William Presley Zahn was born on Oct. 25, 1849, to John and Esther (Stambaugh) Zahn, on a farm near Fetterhoff's Mill in west-central Indiana. After receiving his basic education, William worked on various farms and also did carpentry work.

On Aug. 22, 1869, Zahn enlisted in the Army. He was assigned to Company G of the 17th U.S. Infantry and sent to Fort Sully in southern Dakota Territory. Soon after arriving at the fort, he was reassigned to Fort Rice to help with construction of the expansion of the fort. When that was completed, Zahn was kept busy raising hay, providing wood for the fort, repairing roads, and repulsing frequent Indian attacks.

On Sept. 9, 1873, Zahn was reassigned to the Standing Rock Cantonment (later renamed Fort Yates).
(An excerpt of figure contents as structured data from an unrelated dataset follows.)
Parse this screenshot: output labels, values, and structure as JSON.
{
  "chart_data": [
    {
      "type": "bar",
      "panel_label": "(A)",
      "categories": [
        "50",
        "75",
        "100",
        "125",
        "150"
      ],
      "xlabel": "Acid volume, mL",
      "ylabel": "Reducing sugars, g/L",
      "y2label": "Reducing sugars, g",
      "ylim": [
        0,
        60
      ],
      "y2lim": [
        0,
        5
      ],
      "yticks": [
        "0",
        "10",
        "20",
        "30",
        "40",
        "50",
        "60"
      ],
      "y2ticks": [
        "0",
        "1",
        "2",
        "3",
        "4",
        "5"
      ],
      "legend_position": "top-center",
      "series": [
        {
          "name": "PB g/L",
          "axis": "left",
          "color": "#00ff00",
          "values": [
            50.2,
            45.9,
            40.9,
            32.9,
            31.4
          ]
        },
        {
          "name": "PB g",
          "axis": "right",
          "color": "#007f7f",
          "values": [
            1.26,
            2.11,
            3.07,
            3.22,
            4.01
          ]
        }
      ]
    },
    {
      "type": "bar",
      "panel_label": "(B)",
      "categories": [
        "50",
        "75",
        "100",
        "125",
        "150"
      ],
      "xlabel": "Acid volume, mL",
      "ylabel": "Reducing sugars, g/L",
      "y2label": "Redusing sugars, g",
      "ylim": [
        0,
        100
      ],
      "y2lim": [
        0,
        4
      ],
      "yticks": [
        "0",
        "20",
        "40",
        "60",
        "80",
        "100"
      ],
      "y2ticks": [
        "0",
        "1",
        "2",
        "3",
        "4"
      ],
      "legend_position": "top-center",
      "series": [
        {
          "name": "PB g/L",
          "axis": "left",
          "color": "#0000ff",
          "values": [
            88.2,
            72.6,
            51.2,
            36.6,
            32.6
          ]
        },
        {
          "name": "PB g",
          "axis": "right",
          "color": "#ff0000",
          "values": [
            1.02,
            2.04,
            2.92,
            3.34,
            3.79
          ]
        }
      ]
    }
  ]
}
For 66 days, he accompanied Col. David Stanley and the soldiers of the 7th Cavalry while they protected the surveyors of the Northern Pacific Railroad in western Dakota and eastern Montana. On June 8, 1874, Zahn and other members of company G were sent to Fort Abraham Lincoln to join Col. Custer. Custer was leading an expedition to the Black Hills to search for a site for a future fort and to check out rumors about large amounts of gold discovered in the hills.

When the expedition concluded in September, Zahn was anxious to return to Standing Rock to be with his love interest, Winyan-Waste/Pretty Woman. Winyan-Waste [Note: aka Wia Waste, married 1879] was the sister of John Grass, chief of the Blackfeet band of Lakota Indians.

In order for Zahn to marry her, Grass asked for a dowry of "one Henry rifle, an American (large) horse, and quite a lot of calico." It was not until 1879 that Zahn had acquired the requested dowry and was able to marry the woman he loved. After giving birth to three sons [Note: Joe, John, William, Jr.], Winyan-Waste died on Aug. 2, 1886. Following her death, Zahn married Princess Kezewin/Josephine Mary, the daughter of Chief Flying Cloud, a local Hunkpapa leader "and a relative of Sitting Bull."

Soon after leaving the Army in 1875, Zahn worked as an interpreter and "engaged in freighting with a bull team between Bismarck and the Black Hills." In 1879, he built a log cabin, becoming the first settler at the mouth of the Cannonball River.

Zahn established a trading post at his cabin and also spent considerable time instructing the Indians at the Standing Rock agency about various farming techniques. The Indians considered him one of their own people, and he became a trusted friend of Sitting Bull, Rain-in-Face, and many other Indian leaders.

Zahn established a close relationship with Sitting Bull and often served as his personal interpreter.

In the fall of 1889, the military became alarmed upon learning that Sitting Bull was conducting Ghost Dances off of the Standing Rock Reservation. They wanted him to return to the reservation so that his actions could be more closely monitored, and William "Buffalo Bill" Cody was sent to try and persuade Sitting Bull to return to Standing Rock. Before confronting Sitting Bull, Cody stopped by Zahn's cabin to ask him to go with him, but Zahn declined, stating that if they left Sitting Bull alone, he would return on his own accord.

After Sitting Bull was killed a year later, Cody convinced Zahn to join his Wild West Show. Zahn also remained active with the Lakota people until his death on Sept. 8, 1936.